Principle:Scikit learn contrib Imbalanced learn Instance Hardness Cross Validation
Principle: Instance Hardness Cross-Validation
Instance Hardness Cross-Validation is a cross-validation strategy that accounts for the varying difficulty of individual samples. Standard CV methods (e.g., stratified k-fold) preserve class proportions across folds but ignore the fact that some samples are inherently harder to classify than others. This can lead to folds with uneven difficulty distributions and high variance in per-fold performance metrics.
Problem Statement
In standard stratified cross-validation, samples are split such that each fold has roughly the same class distribution. However, two folds with identical class distributions can still differ dramatically in difficulty:
- Fold A might contain mostly samples near the decision boundary (hard samples).
- Fold B might contain mostly samples far from the decision boundary (easy samples).
This leads to high variance in per-fold test scores, which makes it harder to reliably compare models or estimate generalization performance.
The Instance Hardness Approach
The core idea is to measure the instance hardness of each sample and then distribute hard samples uniformly across folds.
Step 1: Estimate Instance Hardness
Instance hardness is estimated via cross-validated predicted probabilities. A classifier is trained using stratified cross-validation, and for each sample, the predicted probability of the positive class is recorded. Samples with predicted probabilities close to 0.5 (the decision boundary for binary classification) are considered hard; samples with probabilities near 0 or 1 are considered easy.
Step 2: Sort Samples by Class and Hardness
All samples are sorted using a lexicographic sort on two keys:
- Class label (primary sort key)
- Predicted probability of the positive class (secondary sort key)
This groups samples by class and orders them within each class by difficulty.
Step 3: Round-Robin Fold Assignment
Fold indices are assigned in a round-robin fashion over the sorted samples:
sorted_indices = np.lexsort((y_proba[:, pos_label], y))
groups = np.empty(n_samples, dtype=int)
groups[sorted_indices] = np.arange(n_samples) % n_splits
Because the samples are sorted by difficulty, this round-robin assignment ensures that each fold receives an approximately equal share of easy, medium, and hard samples from each class.
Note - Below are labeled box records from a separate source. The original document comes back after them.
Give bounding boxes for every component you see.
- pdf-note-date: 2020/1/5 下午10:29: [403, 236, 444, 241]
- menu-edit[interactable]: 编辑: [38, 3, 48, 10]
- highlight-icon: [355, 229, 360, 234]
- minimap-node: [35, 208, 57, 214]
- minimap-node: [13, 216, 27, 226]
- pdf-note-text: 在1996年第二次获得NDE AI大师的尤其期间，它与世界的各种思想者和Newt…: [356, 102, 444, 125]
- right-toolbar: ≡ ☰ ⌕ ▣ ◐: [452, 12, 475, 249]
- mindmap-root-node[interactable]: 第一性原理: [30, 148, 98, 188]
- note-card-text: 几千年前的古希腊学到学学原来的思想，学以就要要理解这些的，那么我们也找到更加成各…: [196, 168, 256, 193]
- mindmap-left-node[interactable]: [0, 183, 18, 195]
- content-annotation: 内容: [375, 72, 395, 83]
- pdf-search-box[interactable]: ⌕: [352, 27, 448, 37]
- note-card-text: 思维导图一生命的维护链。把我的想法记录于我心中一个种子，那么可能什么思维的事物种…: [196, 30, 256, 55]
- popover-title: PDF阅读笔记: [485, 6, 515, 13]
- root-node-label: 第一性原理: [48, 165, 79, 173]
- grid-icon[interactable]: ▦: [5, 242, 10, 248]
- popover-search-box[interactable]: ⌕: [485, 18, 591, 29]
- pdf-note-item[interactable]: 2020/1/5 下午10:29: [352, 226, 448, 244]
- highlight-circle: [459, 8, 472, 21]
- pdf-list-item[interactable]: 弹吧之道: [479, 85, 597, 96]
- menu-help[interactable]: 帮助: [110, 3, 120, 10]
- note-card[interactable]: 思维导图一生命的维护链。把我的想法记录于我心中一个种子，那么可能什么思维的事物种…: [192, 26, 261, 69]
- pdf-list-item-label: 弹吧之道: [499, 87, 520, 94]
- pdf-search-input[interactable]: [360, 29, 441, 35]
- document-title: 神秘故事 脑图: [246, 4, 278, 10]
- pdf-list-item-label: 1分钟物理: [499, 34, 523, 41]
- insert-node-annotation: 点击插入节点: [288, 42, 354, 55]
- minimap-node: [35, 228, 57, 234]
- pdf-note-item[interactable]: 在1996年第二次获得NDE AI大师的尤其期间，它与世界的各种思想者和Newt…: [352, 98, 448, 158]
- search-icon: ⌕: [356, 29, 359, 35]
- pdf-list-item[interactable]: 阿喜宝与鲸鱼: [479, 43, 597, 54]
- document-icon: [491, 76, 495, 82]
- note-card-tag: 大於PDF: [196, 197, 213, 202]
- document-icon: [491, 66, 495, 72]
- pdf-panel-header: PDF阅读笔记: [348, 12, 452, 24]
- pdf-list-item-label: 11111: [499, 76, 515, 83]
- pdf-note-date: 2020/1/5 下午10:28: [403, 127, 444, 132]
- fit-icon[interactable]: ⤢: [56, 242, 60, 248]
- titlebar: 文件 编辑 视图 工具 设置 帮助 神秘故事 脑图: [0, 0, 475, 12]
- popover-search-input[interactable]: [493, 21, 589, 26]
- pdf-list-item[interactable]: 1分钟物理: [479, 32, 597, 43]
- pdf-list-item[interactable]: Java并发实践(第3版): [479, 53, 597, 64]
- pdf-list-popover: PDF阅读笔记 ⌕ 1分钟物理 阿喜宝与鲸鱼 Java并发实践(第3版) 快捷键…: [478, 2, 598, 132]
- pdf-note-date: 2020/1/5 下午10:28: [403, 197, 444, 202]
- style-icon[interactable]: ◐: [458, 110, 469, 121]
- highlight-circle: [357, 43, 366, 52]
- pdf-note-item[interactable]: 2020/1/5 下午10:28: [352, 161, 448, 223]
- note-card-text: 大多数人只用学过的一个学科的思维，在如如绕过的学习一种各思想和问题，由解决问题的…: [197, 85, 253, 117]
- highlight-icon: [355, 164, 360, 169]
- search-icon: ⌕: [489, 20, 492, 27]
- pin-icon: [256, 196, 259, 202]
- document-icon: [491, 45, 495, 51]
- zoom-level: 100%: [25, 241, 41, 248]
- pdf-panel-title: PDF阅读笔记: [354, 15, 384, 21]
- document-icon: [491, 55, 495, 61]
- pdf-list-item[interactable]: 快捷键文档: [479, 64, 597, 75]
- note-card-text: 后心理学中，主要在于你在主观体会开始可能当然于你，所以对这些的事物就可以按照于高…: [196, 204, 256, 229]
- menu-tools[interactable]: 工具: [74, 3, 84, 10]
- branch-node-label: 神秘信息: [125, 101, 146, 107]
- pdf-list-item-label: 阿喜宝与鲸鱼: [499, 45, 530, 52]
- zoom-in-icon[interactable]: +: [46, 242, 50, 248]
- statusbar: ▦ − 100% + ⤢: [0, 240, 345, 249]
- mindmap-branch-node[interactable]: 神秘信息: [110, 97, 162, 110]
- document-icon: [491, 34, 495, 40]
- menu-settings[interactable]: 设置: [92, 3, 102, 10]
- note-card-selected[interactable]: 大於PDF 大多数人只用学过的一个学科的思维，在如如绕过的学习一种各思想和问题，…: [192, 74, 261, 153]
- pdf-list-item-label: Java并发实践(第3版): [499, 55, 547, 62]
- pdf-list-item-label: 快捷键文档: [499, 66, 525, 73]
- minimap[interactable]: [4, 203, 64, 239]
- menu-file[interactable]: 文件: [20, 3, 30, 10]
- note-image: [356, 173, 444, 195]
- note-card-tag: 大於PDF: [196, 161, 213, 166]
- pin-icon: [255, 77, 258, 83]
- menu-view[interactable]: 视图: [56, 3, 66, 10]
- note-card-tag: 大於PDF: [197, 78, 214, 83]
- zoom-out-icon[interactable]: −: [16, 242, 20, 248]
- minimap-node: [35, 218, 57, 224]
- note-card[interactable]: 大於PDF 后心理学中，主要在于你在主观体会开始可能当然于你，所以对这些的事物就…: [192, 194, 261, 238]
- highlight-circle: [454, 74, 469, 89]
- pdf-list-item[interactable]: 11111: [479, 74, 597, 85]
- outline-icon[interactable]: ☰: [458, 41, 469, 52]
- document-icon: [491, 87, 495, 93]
Step 4: Split Using Group-Based CV
The assigned fold indices are treated as group labels, and LeaveOneGroupOut is used to generate the actual train/test splits. Each fold serves as the test set exactly once.
Key Properties
- Balanced difficulty: Each fold contains a similar proportion of easy and hard samples, reducing per-fold score variance.
- Class preservation: Because the primary sort key is the class label, class proportions are approximately preserved across folds (similar to stratified CV).
- Supervised estimation: The hardness estimation requires a classifier, making this a supervised CV strategy. The choice of estimator can influence the fold assignments.
- Binary classification: The current formulation is designed for binary classification, where instance hardness is naturally captured by the predicted probability of the positive class.
Trade-offs
- Computational cost: The method requires an internal cross-validation pass to estimate instance hardness, effectively doubling the number of model fits.
- Estimator dependency: The resulting folds depend on the classifier used to estimate hardness. A poor estimator may produce unreliable hardness estimates.
- Data leakage considerations: The internal CV for hardness estimation is stratified and uses proper train/test separation, so there is no direct leakage. However, the fold assignments are influenced by the target labels in a more complex way than standard stratified CV.